Over the following hours, further investigation revealed that the request failures occurred during the incident had additionally caused some of the query jobs configured to export their result to remain stuck in a ‘running’ state although they had already completed execution.

Our staff performed a manual operation to correct the status of these jobs to either ‘success’ or ‘error’ as appropriate for each customer. The operation was completed by 03:19 PST of January 23rd (20:19 JST or 12:19 CEST of January 23rd) or approximately 10 and half hours from the beginning of the incident.

Remediations

We are investigating several possible remediation actions:

Update the release process to make sure the status of a production release can be clearly identified, leaving no ambiguity of whether it’s has been rolled out to production.
Add monitoring and alerting to detect when the API system returns a large number of 4xx or 5xx errors.
The issue stemmed from the configuration not matching the engine selection mechanism and therefore causing the query job creation requests to fail. We want to update the engine selection mechanism such that there always is a safe, fallback engine version.
Update our configuration management practices to make configuration changes more visible and auditable, so as to reduce the time it takes to correlate an anomaly to its cause (e.g. reduce mean-time-to-detection or MTTD).

Conclusion

We regret this incident has prevented you from fully leveraging the functionalities of the system and in particular the query subsystems.

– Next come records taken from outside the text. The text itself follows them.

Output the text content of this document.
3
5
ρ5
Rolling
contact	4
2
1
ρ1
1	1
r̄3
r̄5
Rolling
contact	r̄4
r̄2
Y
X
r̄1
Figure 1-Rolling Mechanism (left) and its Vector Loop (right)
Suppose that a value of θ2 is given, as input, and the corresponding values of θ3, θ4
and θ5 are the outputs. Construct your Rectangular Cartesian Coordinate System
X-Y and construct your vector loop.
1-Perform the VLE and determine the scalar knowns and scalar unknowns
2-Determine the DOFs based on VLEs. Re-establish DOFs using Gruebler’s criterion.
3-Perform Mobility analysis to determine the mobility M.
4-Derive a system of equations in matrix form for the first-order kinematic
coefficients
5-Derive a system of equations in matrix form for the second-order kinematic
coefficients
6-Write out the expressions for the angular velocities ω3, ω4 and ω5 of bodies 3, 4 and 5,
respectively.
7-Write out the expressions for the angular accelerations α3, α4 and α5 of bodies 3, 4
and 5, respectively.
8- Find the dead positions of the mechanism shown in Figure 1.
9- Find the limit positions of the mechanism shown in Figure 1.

Please feel free to reach out to our support team through support@treasuredata.com if you have any questions.

Posted Jan 28, 2020 - 08:48 PST

Resolved

This incident has been resolved.

Posted Jan 22, 2020 - 18:05 PST

Monitoring

A fix has been implemented and we are monitoring the results.

Posted Jan 22, 2020 - 17:31 PST

Identified

The issue has been identified and a fix is being implemented.

Posted Jan 22, 2020 - 17:24 PST

Update

We are continuing to investigate this issue.

Posted Jan 22, 2020 - 17:18 PST

Update

We are continuing to investigate this issue.

Posted Jan 22, 2020 - 17:15 PST

Investigating

We are currently investigating this issue.

Posted Jan 22, 2020 - 17:14 PST

This incident affected: US (Hadoop / Hive Query Engine, Presto Query Engine), Tokyo (Hadoop / Hive Query Engine, Presto Query Engine), and EU (Hadoop / Hive Query Engine, Presto Query Engine).